Uy, cómo así, eso no lo sabía. Aunque aguardo la esperanza de que en algún momento salgan los DVD´s como ya se hizo con Escalona.
Azúcar es una maravilla dirigida por Mayolo y creo que co-diseñada con Sandro Romero, donde el protagonista era negro, en un país racista como Colombia marcó un precedente.
La verdad es que se me quedan muchos títulos que se que se recuerda con mucho aprecio y al que el televidente común y corriente no le queda de otra que decir que son telenovelas, aunque sean bien distintas a los paradigmas del género.

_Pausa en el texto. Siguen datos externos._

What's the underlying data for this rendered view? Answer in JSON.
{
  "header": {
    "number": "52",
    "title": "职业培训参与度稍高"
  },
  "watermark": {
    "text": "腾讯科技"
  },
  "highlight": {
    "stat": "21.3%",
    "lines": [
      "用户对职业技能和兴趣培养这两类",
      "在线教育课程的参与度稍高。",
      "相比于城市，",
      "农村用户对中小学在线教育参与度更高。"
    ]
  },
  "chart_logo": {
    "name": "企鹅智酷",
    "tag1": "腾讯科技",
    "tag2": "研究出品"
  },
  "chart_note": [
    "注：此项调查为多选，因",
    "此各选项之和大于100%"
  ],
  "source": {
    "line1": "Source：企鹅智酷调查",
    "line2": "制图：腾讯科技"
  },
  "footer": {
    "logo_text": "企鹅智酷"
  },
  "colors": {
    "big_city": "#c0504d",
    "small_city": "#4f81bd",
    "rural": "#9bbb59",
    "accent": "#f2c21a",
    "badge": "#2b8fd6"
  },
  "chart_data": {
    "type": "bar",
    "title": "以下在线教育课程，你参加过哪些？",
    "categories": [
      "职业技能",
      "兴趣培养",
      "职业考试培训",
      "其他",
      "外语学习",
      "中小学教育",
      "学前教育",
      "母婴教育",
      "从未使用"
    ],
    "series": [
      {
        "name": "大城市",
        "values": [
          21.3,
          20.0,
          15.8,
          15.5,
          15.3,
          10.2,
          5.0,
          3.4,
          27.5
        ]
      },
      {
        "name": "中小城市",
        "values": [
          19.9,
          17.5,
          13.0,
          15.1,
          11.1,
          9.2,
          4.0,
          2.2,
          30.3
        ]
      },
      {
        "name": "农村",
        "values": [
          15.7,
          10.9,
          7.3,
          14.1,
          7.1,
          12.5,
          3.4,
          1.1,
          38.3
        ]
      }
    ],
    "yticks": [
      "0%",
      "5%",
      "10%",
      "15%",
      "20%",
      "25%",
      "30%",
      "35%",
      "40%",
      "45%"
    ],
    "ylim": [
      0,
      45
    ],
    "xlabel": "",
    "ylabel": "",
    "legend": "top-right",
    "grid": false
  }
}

Y creo que es cierto, hay muchos escritores, académicos, artistas, etc., que tienen un placer culposo con algunas telenovelas, a todos ellos los invito a salir del closet, jajajaja :P

Anónimo dijo...

La factoría Televisa es la peor, mocha, mocha. Cuánto daño hizo y hace Televisa a la cultura no sólo mexicana, como bien apunta el artículo, sino a la cultura latinoamericana en general. Sin importar que sea un monstruo mediático. El negocio de las drogas o las armas también son negocios monstruosos a nivel del volumen de dinero que manejan y del daño que hacen.